Toutefois, de nombreuses incertitudes subsistent. L'exploration demande des investissements considérables. Les enjeux juridiques sont complexes, à la croisée du droit international, du droit minier et du droit environnemental. Les perspectives pour les outre-mer doivent être précisées.

Ce sont tous ces enjeux que je vous propose d'examiner dans le cadre de cette mission d'information.

La France dispose d'acteurs scientifiques, industriels et militaires de premier plan, que nous pourrons auditionner individuellement ou dans le cadre de tables rondes, de même que les ONG. Une dimension essentielle de cette mission sera, il me semble, de permettre la participation d'un large champ d'acteurs, à tous les niveaux - national, territorial et notamment ultramarin -, pour enrichir notre réflexion et parvenir, autant que possible, à des recommandations partagées par le plus grand nombre.
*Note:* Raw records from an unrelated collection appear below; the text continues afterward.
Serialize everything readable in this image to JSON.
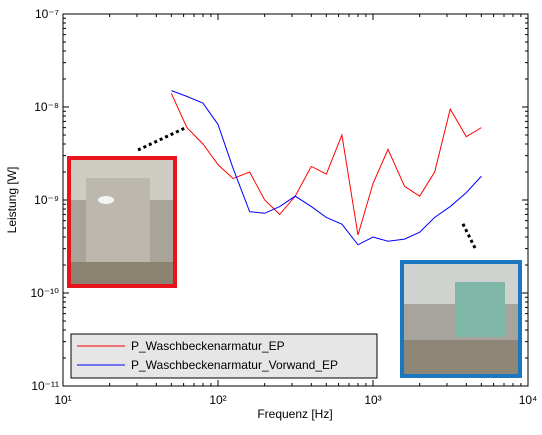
{
  "chart_data": {
    "type": "line",
    "xlabel": "Frequenz [Hz]",
    "ylabel": "Leistung [W]",
    "xscale": "log",
    "yscale": "log",
    "xlim": [
      10,
      10000
    ],
    "ylim": [
      1e-11,
      1e-07
    ],
    "xticks": [
      {
        "value": 10,
        "label": "10¹"
      },
      {
        "value": 100,
        "label": "10²"
      },
      {
        "value": 1000,
        "label": "10³"
      },
      {
        "value": 10000,
        "label": "10⁴"
      }
    ],
    "yticks": [
      {
        "value": 1e-11,
        "label": "10⁻¹¹"
      },
      {
        "value": 1e-10,
        "label": "10⁻¹⁰"
      },
      {
        "value": 1e-09,
        "label": "10⁻⁹"
      },
      {
        "value": 1e-08,
        "label": "10⁻⁸"
      },
      {
        "value": 1e-07,
        "label": "10⁻⁷"
      }
    ],
    "legend": "lower left",
    "x": [
      50,
      63,
      80,
      100,
      125,
      160,
      200,
      250,
      315,
      400,
      500,
      630,
      800,
      1000,
      1250,
      1600,
      2000,
      2500,
      3150,
      4000,
      5000
    ],
    "series": [
      {
        "name": "P_Waschbeckenarmatur_EP",
        "color": "#ff0000",
        "values": [
          1.4e-08,
          6e-09,
          4e-09,
          2.4e-09,
          1.7e-09,
          2e-09,
          1e-09,
          7e-10,
          1.1e-09,
          2.3e-09,
          1.9e-09,
          5e-09,
          4.2e-10,
          1.5e-09,
          3.5e-09,
          1.4e-09,
          1.1e-09,
          2e-09,
          9.5e-09,
          4.8e-09,
          6e-09
        ]
      },
      {
        "name": "P_Waschbeckenarmatur_Vorwand_EP",
        "color": "#0000ff",
        "values": [
          1.5e-08,
          1.3e-08,
          1.1e-08,
          6.5e-09,
          2.2e-09,
          7.5e-10,
          7.2e-10,
          8.5e-10,
          1.1e-09,
          8.5e-10,
          6.5e-10,
          5.5e-10,
          3.3e-10,
          4e-10,
          3.6e-10,
          3.8e-10,
          4.5e-10,
          6.5e-10,
          8.5e-10,
          1.2e-09,
          1.8e-09
        ]
      }
    ]
  }
}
Un vaste programme !

M. Michel Canévet, président. - Avez-vous des suggestions d'auditions que nous pourrions mener ?

M. Alain Cadec. - Nous pourrions rencontrer des représentants de la Compagnie maritime d'expertises (Comex).
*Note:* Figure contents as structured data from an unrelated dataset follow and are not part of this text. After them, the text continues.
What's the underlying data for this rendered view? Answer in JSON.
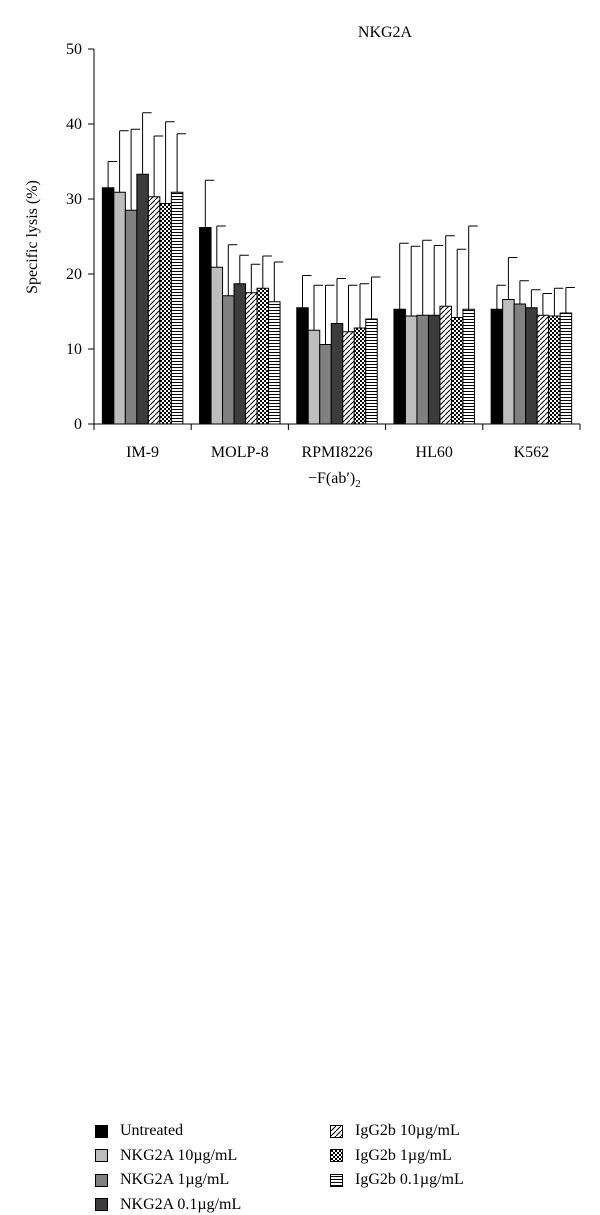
{
  "chart_data": {
    "type": "bar",
    "title": "NKG2A",
    "ylabel": "Specific lysis (%)",
    "xlabel": "",
    "ylim": [
      0,
      50
    ],
    "yticks": [
      "0",
      "10",
      "20",
      "30",
      "40",
      "50"
    ],
    "categories": [
      "IM-9",
      "MOLP-8",
      "RPMI8226",
      "HL60",
      "K562"
    ],
    "category_sublabel": "−F(ab′)",
    "category_sublabel_subscript": "2",
    "legend_position": "bottom",
    "series": [
      {
        "name": "Untreated",
        "pattern": "solid",
        "color": "#000000",
        "values": [
          31.5,
          26.2,
          15.5,
          15.3,
          15.3
        ],
        "errors": [
          3.5,
          6.3,
          4.3,
          8.8,
          3.2
        ]
      },
      {
        "name": "NKG2A 10µg/mL",
        "pattern": "solid",
        "color": "#bdbdbd",
        "values": [
          30.9,
          20.9,
          12.5,
          14.4,
          16.6
        ],
        "errors": [
          8.2,
          5.5,
          6.0,
          9.3,
          5.6
        ]
      },
      {
        "name": "NKG2A 1µg/mL",
        "pattern": "solid",
        "color": "#808080",
        "values": [
          28.5,
          17.1,
          10.6,
          14.5,
          16.0
        ],
        "errors": [
          10.8,
          6.8,
          7.9,
          10.0,
          3.1
        ]
      },
      {
        "name": "NKG2A 0.1µg/mL",
        "pattern": "solid",
        "color": "#3c3c3c",
        "values": [
          33.3,
          18.7,
          13.4,
          14.5,
          15.5
        ],
        "errors": [
          8.2,
          3.8,
          6.0,
          9.3,
          2.4
        ]
      },
      {
        "name": "IgG2b 10µg/mL",
        "pattern": "diagonal",
        "color": "#000000",
        "values": [
          30.3,
          17.5,
          12.3,
          15.7,
          14.5
        ],
        "errors": [
          8.1,
          3.8,
          6.2,
          9.4,
          2.9
        ]
      },
      {
        "name": "IgG2b 1µg/mL",
        "pattern": "checker",
        "color": "#000000",
        "values": [
          29.4,
          18.1,
          12.8,
          14.2,
          14.4
        ],
        "errors": [
          10.9,
          4.3,
          5.9,
          9.1,
          3.7
        ]
      },
      {
        "name": "IgG2b 0.1µg/mL",
        "pattern": "hlines",
        "color": "#000000",
        "values": [
          30.9,
          16.3,
          14.0,
          15.3,
          14.8
        ],
        "errors": [
          7.8,
          5.3,
          5.6,
          11.1,
          3.4
        ]
      }
    ]
  }
}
M. Jean-Michel Houllegatte. - La Comex a été fondée par Henri Germain Delauze. Elle s'est diversifiée dans différents domaines, mais a conservé un département chargé de la maintenance des installations hyperbares.

Mme Vivette Lopez. - Il serait intéressant d'entendre Jean-Louis Étienne, qui prépare une mission d'exploration à bord du Polar Pod.
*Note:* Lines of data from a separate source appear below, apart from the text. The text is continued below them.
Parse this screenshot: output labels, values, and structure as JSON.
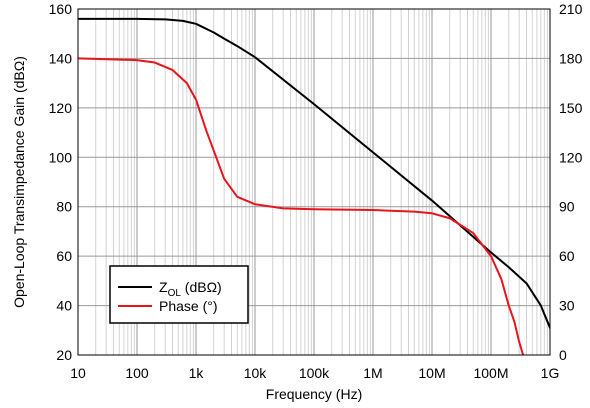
{
  "chart_data": {
    "type": "line",
    "xlabel": "Frequency (Hz)",
    "ylabel": "Open-Loop Transimpedance Gain (dBΩ)",
    "y2label": "",
    "xscale": "log",
    "xlim": [
      10,
      1000000000
    ],
    "ylim": [
      20,
      160
    ],
    "y2lim": [
      0,
      210
    ],
    "grid": true,
    "legend_position": "bottom-left",
    "x_ticks": [
      {
        "value": 10,
        "label": "10"
      },
      {
        "value": 100,
        "label": "100"
      },
      {
        "value": 1000,
        "label": "1k"
      },
      {
        "value": 10000,
        "label": "10k"
      },
      {
        "value": 100000,
        "label": "100k"
      },
      {
        "value": 1000000,
        "label": "1M"
      },
      {
        "value": 10000000,
        "label": "10M"
      },
      {
        "value": 100000000,
        "label": "100M"
      },
      {
        "value": 1000000000,
        "label": "1G"
      }
    ],
    "y_ticks": [
      20,
      40,
      60,
      80,
      100,
      120,
      140,
      160
    ],
    "y2_ticks": [
      0,
      30,
      60,
      90,
      120,
      150,
      180,
      210
    ],
    "series": [
      {
        "name_main": "Z",
        "name_sub": "OL",
        "name_suffix": " (dBΩ)",
        "color": "#000000",
        "axis": "left",
        "x": [
          10,
          100,
          300,
          600,
          1000,
          2000,
          3000,
          5000,
          10000,
          100000,
          1000000,
          10000000,
          100000000,
          200000000,
          400000000,
          700000000,
          1000000000
        ],
        "y": [
          156,
          156,
          155.8,
          155.2,
          154,
          150.5,
          148,
          145,
          140.5,
          121.5,
          102,
          82.5,
          61.5,
          55.5,
          49,
          40,
          31
        ]
      },
      {
        "name": "Phase (°)",
        "color": "#e8141b",
        "axis": "right",
        "x": [
          10,
          100,
          200,
          400,
          700,
          1000,
          1500,
          2000,
          3000,
          5000,
          10000,
          30000,
          100000,
          1000000,
          5000000,
          10000000,
          20000000,
          50000000,
          100000000,
          150000000,
          200000000,
          250000000,
          300000000,
          350000000
        ],
        "y": [
          180,
          179,
          177.5,
          173,
          165,
          155,
          136,
          124,
          107,
          96,
          91.5,
          89,
          88.5,
          88,
          87,
          86,
          83,
          74,
          60,
          46,
          30,
          20,
          8,
          0
        ]
      }
    ]
  }
}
M. Philippe Folliot. - Le Polar Pod explorera l'Antarctique.

La Commission européenne a classé le gaz parmi les énergies vertes. Pourquoi la France n'a-t-elle pas renouvelé le permis d'exploration des gisements gaziers situés sous Juan de Nova ? Il faut interroger les responsables de cette décision pour comprendre leur stratégie. La loi Hulot, qui a fixé la date de 2040 pour achever toute exploitation d'hydrocarbures, prévoit une exception pour les permis en cours. Je siège au conseil consultatif des Terres australes et antarctiques françaises (TAAF) : nous avons rendu un avis, dont personne ne s'est préoccupé.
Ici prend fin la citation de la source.